Selected end-point bias. For example, to maximise a claimed trend of lower outside counsel costs, a law department could start measuring the drop from an unusually high year. Or a compensation survey draws its data from law departments that are generally much larger or much smaller than the surveying department is suspect.
Selecting non-representative respondents. Surveys of law department IT support staff will typically find more technology presence in departments than surveys of all law department staff (See my post of Aug. 27, 2005 about a survey of IT respondents.). Or a client satisfaction survey that goes out only to clients identified by members of the law department might not canvass the waterfront of opinion.

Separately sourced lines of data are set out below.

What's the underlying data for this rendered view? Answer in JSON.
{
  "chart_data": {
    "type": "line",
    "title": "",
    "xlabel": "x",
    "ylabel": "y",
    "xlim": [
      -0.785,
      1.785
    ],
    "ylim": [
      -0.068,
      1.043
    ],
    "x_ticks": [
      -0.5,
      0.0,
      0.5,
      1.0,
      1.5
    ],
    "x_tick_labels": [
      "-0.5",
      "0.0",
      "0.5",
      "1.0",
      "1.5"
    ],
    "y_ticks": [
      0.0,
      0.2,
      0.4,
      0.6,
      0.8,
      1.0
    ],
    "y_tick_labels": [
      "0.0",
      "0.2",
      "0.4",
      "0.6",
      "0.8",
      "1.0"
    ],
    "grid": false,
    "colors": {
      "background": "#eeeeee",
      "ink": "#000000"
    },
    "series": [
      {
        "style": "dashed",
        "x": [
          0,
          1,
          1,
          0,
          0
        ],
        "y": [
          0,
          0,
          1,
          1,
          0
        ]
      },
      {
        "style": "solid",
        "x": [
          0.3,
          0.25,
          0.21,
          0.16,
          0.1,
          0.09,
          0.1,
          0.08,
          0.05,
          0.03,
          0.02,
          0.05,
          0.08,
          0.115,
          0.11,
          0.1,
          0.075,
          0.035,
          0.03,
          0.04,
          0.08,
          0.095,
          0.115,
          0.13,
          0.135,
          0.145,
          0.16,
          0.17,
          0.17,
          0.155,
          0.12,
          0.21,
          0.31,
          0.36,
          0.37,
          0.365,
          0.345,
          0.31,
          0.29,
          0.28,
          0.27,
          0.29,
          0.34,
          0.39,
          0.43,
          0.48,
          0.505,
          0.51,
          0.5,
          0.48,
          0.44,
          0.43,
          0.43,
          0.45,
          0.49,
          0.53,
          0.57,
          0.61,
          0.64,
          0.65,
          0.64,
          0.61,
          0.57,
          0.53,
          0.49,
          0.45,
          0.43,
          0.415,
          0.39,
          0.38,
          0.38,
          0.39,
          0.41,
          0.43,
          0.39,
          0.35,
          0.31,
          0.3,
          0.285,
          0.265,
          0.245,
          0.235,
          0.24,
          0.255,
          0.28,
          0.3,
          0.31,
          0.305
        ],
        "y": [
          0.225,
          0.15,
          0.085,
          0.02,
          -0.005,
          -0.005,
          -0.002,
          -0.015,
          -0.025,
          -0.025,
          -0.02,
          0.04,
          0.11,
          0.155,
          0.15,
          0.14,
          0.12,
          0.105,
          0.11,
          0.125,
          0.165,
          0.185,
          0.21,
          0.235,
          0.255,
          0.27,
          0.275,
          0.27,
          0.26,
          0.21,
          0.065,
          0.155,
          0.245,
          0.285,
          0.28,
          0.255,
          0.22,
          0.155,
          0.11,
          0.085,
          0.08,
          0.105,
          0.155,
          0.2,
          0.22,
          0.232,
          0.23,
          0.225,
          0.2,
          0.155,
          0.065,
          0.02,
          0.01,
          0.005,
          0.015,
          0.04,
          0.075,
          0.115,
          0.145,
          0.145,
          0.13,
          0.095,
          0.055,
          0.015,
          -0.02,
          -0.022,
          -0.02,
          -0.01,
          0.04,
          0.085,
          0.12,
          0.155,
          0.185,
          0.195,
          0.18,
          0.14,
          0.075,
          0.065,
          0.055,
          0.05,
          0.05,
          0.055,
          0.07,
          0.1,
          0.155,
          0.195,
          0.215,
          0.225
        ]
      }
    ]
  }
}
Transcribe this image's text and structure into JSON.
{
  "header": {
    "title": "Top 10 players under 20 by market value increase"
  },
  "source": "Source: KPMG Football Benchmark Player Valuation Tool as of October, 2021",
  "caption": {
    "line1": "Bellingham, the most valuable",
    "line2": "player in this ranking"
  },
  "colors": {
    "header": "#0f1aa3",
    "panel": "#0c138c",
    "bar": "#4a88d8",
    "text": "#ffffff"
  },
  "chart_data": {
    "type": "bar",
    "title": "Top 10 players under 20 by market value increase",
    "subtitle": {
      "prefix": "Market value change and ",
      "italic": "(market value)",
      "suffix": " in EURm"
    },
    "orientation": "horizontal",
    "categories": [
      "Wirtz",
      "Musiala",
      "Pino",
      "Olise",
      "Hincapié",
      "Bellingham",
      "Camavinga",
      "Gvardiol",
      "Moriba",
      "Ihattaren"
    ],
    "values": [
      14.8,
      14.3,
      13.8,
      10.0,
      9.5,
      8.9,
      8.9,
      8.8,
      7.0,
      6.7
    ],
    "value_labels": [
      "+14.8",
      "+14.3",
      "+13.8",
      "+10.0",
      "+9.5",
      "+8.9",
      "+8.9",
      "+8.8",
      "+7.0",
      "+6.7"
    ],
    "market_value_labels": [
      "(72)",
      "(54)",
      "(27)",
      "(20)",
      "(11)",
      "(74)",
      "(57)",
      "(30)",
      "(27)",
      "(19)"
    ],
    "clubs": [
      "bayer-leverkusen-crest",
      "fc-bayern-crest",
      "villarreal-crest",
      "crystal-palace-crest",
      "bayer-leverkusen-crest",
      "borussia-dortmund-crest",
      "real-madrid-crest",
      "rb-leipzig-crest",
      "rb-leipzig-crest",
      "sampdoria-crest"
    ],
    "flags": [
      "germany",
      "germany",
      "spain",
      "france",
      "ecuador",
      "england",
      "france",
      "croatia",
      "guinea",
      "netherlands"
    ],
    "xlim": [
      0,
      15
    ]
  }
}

Partitioning data. All surveys make decisions about where to draw various lines, such as between “small,” “medium,” and “large” law departments; or according to “industry.” Or a law department divides its cases, with premeditation, into “small,” “medium,” and “large.”
Rejecting “bad” data on arbitrary grounds. If a department drops from its total legal spending the costs of one hugely expensive class action – “because it was so anomalous” – selection bias has gnawed away at statistical accuracy. Another instance of bias is where a law department study drops from analysis the cases where ECA was not done or budgets not submitted or status reports not completed.